Australia will pass 3000 coronavirus cases today, as authorities in hardest-hit NSW warn the growing community transmission without a clear source is a “cause for concern”.
It comes after a horror 24 hours that saw four people die, three in Victoria and one in WA. There are now around 20 in intensive care in NSW alone, with fears ICUs could be overwhelmed within 10 days.
Australia now has just shy of 3000 coronavirus cases after NSW reported another 186 cases this morning, with the national tally to rise sharply as other states and territories provide their latest figures.
Total confirmed cases, based on a tally of numbers provided by each state and territory, stand at 2996.
As of Friday morning there were 1405 in NSW, 520 in Victoria, 494 in Queensland, 235 in South Australia, 231 in Western Australia, 47 in Tasmania, 53 in the Australian Capital Territory and 12 in the Northern Territory.
Thirteen people have died — one in Queensland, two in Western Australia, seven in NSW and three in Victoria.
Victorian Health Minister Jenny Mikakos on Wednesday said two people, one in their 30s and one in their 60s, were in intensive care, noting she was not in the habit of releasing patient’s ages but did so in this case “just to stress that COVID-19 is not an elderly person's disease”.
“We have had many people overseas in their 20s, 30s, 40s and 50s ending up in ICU beds because of their diagnosis of COVID-19,” she said. She wished the two patients "a speedy recovery but this does make the point that this virus can strike down quite young people as well".

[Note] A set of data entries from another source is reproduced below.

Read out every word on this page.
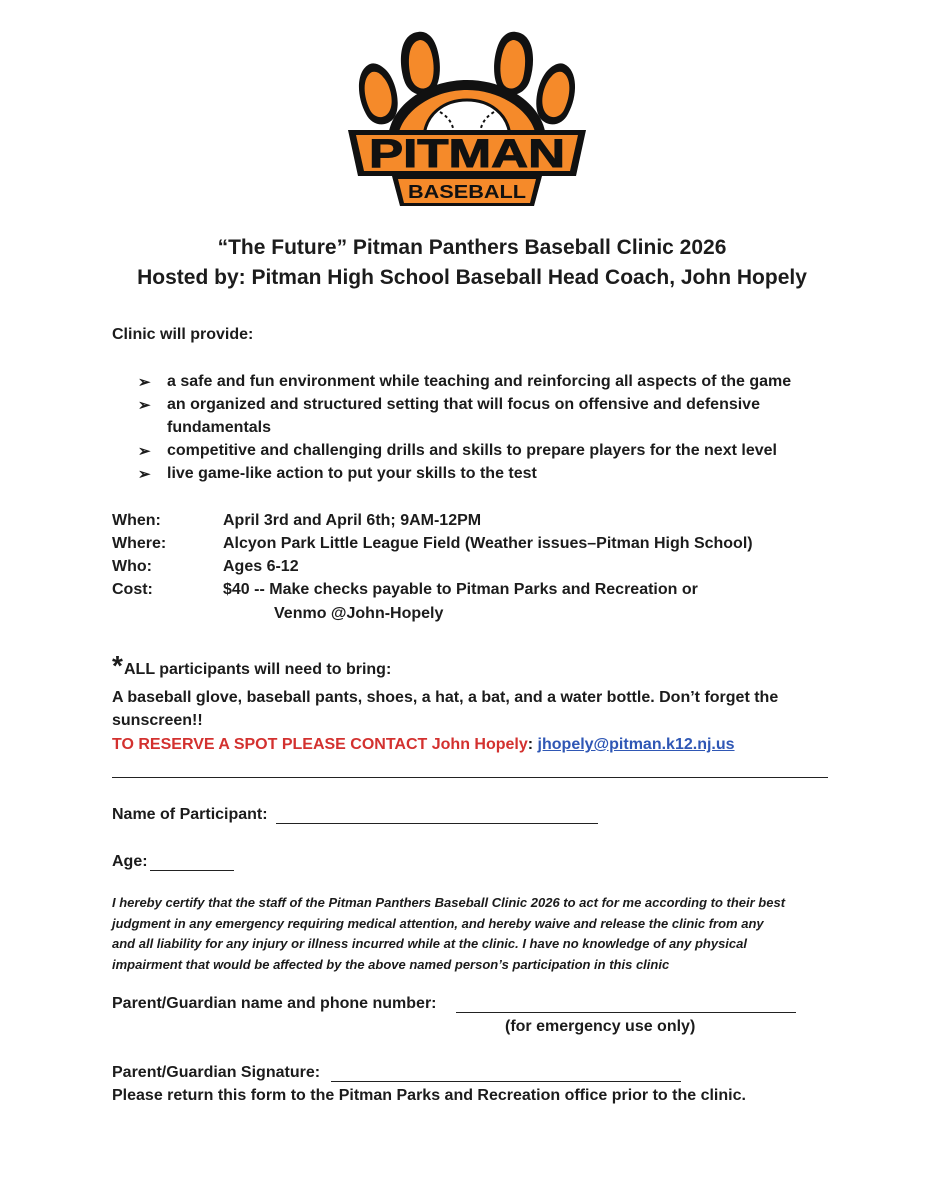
PITMAN
BASEBALL
“The Future” Pitman Panthers Baseball Clinic 2026
Hosted by: Pitman High School Baseball Head Coach, John Hopely
Clinic will provide:
➢ a safe and fun environment while teaching and reinforcing all aspects of the game
➢ an organized and structured setting that will focus on offensive and defensive
fundamentals
➢ competitive and challenging drills and skills to prepare players for the next level
➢ live game-like action to put your skills to the test
When:	April 3rd and April 6th; 9AM-12PM
Where:	Alcyon Park Little League Field (Weather issues–Pitman High School)
Who:	Ages 6-12
Cost:	$40 -- Make checks payable to Pitman Parks and Recreation or
Venmo @John-Hopely
* ALL participants will need to bring:
A baseball glove, baseball pants, shoes, a hat, a bat, and a water bottle. Don’t forget the
sunscreen!!
TO RESERVE A SPOT PLEASE CONTACT John Hopely: jhopely@pitman.k12.nj.us
Name of Participant:
Age:
I hereby certify that the staff of the Pitman Panthers Baseball Clinic 2026 to act for me according to their best
judgment in any emergency requiring medical attention, and hereby waive and release the clinic from any
and all liability for any injury or illness incurred while at the clinic. I have no knowledge of any physical
impairment that would be affected by the above named person’s participation in this clinic
Parent/Guardian name and phone number:
(for emergency use only)
Parent/Guardian Signature:
Please return this form to the Pitman Parks and Recreation office prior to the clinic.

Australia’s deputy chief health officer Paul Kelly said the person in their 30s being in intensive care was a “wake up call”.
“This is a wake-up call. No-one is immune to this. Many of us will get sick from it. Some of us will get severely sick and end up in hospital. Some will need to be in intensive care. And some of us, as we’ve seen already, unfortunately, will pass away from this disease.
State and territory leaders have beefed up police enforcement to crack down on returning travellers to ensure they are self-isolating, and of businesses to ensure social distancing directives are being followed.